Nancy Pelosi

Nancy Pelosi has given no signs she’s headed for the exit, saying only that she’ll continue to serve as minority leader for the foreseeable future. | AP Photo



By Lauren French
01/20/16 – 05:14 AM EST

  • The party has talked about new blood at the leadership table, but changes don’t seem imminent.

A group of senior House Democrats is pushing for Nancy Pelosi to stay on as minority leader until 2018 — a nod to the California Democrat’s leadership and fundraising prowess, despite growing tension in the party around the need to elevate younger members.

The call for Pelosi to lead her party for three more years highlights the bind that Democrats are in: Few want her to leave the caucus’ top job, for fear of losing her name recognition and clout, even as there is near-universal recognition that Democrats want an expanded leadership table filled by newer voices.

“This is a place of healthy egos, and of course it’s natural for many members to get restless and want to move up quickly,” said Rep. Steve Israel (D-N.Y.). “But most of those members know that if Nancy Pelosi were to leave anytime soon, it would be a blow to our caucus. There would be a vacuum.”
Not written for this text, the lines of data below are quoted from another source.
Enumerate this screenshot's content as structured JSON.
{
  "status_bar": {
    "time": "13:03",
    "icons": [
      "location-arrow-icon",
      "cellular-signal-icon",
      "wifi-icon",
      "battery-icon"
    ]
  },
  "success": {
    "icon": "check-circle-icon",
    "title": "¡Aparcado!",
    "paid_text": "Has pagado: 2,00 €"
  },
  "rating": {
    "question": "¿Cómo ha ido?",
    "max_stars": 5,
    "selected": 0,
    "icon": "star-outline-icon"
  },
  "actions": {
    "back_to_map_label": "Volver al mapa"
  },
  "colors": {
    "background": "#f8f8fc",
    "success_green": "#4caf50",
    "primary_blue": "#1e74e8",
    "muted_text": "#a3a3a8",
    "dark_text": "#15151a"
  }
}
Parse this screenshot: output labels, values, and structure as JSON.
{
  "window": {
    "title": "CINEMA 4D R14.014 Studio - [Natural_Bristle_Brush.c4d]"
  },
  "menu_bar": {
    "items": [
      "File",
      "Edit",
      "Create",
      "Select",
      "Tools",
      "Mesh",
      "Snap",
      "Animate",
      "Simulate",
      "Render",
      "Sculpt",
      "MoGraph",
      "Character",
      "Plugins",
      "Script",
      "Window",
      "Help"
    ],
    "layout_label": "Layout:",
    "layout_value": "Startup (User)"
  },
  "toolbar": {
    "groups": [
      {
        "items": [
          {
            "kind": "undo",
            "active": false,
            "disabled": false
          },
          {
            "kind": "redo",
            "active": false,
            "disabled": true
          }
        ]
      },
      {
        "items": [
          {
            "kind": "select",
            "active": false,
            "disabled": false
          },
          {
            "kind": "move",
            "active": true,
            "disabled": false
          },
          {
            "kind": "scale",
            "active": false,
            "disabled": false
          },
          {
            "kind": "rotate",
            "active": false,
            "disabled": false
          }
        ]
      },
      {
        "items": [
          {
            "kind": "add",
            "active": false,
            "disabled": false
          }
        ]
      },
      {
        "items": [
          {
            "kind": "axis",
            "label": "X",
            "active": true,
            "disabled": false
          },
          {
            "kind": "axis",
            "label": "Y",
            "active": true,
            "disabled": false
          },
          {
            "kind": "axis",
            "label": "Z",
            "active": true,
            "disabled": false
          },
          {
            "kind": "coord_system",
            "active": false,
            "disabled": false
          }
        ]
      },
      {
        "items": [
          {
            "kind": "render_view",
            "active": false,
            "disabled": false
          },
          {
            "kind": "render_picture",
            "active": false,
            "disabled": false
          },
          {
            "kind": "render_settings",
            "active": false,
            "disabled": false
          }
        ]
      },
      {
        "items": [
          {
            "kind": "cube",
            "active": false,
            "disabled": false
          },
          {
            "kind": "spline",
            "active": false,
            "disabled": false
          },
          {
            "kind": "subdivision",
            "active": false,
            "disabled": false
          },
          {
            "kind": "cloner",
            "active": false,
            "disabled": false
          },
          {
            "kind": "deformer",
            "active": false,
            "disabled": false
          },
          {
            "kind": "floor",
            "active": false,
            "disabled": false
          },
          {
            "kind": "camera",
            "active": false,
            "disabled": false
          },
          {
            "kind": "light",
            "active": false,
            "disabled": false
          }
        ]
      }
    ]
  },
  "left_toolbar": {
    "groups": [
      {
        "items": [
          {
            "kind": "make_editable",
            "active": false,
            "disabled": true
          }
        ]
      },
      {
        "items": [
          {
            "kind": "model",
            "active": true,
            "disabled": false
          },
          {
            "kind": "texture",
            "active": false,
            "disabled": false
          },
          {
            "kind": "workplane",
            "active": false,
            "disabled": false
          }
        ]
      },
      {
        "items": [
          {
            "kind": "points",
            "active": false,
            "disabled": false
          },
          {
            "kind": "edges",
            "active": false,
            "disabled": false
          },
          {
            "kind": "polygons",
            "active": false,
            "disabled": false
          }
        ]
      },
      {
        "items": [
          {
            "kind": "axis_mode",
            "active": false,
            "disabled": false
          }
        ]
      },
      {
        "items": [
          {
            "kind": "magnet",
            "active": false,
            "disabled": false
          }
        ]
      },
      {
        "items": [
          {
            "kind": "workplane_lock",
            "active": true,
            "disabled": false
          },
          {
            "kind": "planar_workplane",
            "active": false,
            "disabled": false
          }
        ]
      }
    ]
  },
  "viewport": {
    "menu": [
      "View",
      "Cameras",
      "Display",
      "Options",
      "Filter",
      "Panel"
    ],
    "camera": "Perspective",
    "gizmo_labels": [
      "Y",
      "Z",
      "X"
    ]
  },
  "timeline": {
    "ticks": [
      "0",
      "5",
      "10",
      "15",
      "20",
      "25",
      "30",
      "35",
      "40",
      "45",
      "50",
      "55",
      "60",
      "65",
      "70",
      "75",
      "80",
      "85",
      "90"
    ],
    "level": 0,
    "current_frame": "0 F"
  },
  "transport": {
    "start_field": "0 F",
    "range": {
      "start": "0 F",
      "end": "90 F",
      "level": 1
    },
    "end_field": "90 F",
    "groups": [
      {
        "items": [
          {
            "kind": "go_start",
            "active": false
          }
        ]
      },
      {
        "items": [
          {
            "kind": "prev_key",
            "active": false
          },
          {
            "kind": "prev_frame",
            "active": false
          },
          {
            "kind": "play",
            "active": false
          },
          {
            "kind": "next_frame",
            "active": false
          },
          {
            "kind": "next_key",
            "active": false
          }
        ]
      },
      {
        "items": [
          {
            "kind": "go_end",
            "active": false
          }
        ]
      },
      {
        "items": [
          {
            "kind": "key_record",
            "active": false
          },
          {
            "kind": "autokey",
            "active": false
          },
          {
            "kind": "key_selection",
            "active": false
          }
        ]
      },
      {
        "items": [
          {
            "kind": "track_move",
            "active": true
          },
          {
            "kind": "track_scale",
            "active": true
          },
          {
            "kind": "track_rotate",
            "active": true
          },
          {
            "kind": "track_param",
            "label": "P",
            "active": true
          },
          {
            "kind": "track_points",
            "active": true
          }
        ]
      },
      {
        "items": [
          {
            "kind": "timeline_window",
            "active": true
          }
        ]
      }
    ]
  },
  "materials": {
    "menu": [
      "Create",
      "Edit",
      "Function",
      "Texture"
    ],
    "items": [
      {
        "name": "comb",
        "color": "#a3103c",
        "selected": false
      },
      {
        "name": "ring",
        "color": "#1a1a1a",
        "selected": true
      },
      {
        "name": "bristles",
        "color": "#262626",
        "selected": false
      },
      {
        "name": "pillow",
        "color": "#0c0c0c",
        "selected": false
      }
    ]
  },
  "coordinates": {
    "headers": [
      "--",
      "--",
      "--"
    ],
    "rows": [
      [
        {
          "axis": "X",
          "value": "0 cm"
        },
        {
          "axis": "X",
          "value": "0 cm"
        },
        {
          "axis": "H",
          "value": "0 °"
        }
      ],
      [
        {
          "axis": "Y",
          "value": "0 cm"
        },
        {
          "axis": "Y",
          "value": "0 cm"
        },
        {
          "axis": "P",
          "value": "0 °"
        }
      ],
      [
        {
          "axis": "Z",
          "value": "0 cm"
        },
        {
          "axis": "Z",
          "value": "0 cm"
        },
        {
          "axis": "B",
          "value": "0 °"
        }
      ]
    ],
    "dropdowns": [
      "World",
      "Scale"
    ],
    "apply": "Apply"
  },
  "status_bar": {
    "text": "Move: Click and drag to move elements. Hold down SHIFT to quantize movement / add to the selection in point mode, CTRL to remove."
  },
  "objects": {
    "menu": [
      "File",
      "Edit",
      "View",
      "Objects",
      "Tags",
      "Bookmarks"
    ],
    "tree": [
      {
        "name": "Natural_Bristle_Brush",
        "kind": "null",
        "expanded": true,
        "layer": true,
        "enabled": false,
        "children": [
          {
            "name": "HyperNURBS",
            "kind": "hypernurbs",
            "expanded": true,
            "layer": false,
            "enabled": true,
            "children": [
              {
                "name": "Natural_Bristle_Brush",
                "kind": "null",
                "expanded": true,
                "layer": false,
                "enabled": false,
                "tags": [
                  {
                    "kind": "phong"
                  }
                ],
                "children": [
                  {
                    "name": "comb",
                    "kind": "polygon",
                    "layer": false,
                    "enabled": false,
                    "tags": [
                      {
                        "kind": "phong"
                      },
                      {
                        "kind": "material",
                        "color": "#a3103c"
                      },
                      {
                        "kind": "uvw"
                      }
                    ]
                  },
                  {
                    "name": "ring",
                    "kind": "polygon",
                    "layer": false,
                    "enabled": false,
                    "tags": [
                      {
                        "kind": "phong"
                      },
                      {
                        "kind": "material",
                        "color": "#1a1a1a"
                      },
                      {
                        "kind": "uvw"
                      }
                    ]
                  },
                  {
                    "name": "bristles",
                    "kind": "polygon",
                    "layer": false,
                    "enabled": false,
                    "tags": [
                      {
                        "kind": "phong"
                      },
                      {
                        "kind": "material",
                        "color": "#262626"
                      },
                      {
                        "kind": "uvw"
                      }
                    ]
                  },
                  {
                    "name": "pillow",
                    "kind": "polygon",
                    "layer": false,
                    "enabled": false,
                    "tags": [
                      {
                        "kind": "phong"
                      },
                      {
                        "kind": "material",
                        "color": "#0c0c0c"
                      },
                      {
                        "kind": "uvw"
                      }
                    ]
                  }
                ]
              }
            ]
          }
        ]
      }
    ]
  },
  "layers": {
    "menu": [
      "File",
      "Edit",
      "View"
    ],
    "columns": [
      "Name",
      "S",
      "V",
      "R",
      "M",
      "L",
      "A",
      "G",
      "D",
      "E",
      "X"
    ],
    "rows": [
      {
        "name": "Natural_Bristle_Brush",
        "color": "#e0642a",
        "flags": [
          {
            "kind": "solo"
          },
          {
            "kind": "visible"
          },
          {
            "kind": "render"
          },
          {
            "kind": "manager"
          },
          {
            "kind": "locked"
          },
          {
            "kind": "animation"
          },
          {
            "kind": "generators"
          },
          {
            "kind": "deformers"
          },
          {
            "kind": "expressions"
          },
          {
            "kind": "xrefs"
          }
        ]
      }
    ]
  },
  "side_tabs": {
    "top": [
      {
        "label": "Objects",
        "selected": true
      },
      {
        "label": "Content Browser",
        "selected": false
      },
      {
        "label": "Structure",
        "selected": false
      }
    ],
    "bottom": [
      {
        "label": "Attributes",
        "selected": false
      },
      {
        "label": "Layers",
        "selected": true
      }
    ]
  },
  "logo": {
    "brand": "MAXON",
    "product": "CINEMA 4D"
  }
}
Pelosi has given no signs she’s headed for the exit, saying only that she’ll continue to serve as minority leader for the foreseeable future.

Still, the caucus is grappling with the future makeup of its leadership. A push last year to scrap the tradition of giving top committee posts to the most senior members died after younger lawmakers advocating for change failed to build any real momentum in the caucus.

Some of the most prominent members of the current sophomore class are already plotting their exit from the House, leaving party leaders to try and develop a clear path forward so talented members don’t jump ship early on and deplete the Democrats’ bench.

“I cannot tell you how often among members I hear, even among [Congressional Black Caucus] and [Congressional Hispanic Caucus] members, that it is becoming frustrating to see that the younger members are not able to move up or visualize a move upward,” said Rep. Emanuel Cleaver (D-Mo.).

But the black and Hispanic caucuses have been the most vocal opponents of reforming the seniority system, particularly after many minority lawmakers had to wait decades before taking their first committee gavels.

Cleaver added, “Nobody is saying why can’t we get Pelosi and [Minority Whip Steny] Hoyer and [Democratic Caucus Chairman Xavier Becerra] and others to move on. Nobody is saying that. What they are saying is ‘I’m frustrated,’ and we have a lot of people in the beginnings of their career, and they think they have leadership ability.”

For senior House lawmakers like Rep. Mike Thompson (D-Calif.), who’s pushing for her to stay through 2018, Pelosi is the right captain. They argue there isn’t anyone in the party who could have navigated House Democrats through the past year of policy battles with as many wins as Pelosi.

The California Democrat did have a banner year even though her party is mired deep in the minority. She successfully lobbied Democrats to protect President Barack Obama’s nuclear deal with Iran and scored substantial Democratic victories during a series of fiscal battles, including modest spending increases and environmental protections in the omnibus that passed the House in December.

Democrats are also largely reliant on Pelosi for her fundraising powers heading into 2016, when the bulk of the energy and money will be directed to the presidential race.

As of late fall, she had raised $32.7 million for House Democrats.

Drew Hammill, a spokesperson for Pelosi, said “Leader Pelosi has always said that she’s not here on shift, but on a mission.”

Some Democrats had expected Israel, who’s a close ally of Pelosi, to be a contender to move into leadership. But his surprise retirement announcement earlier this month has silenced that talk, even as party members continue speculating about potential replacements — an activity that’s become a favorite pastime in the House Democratic Caucus.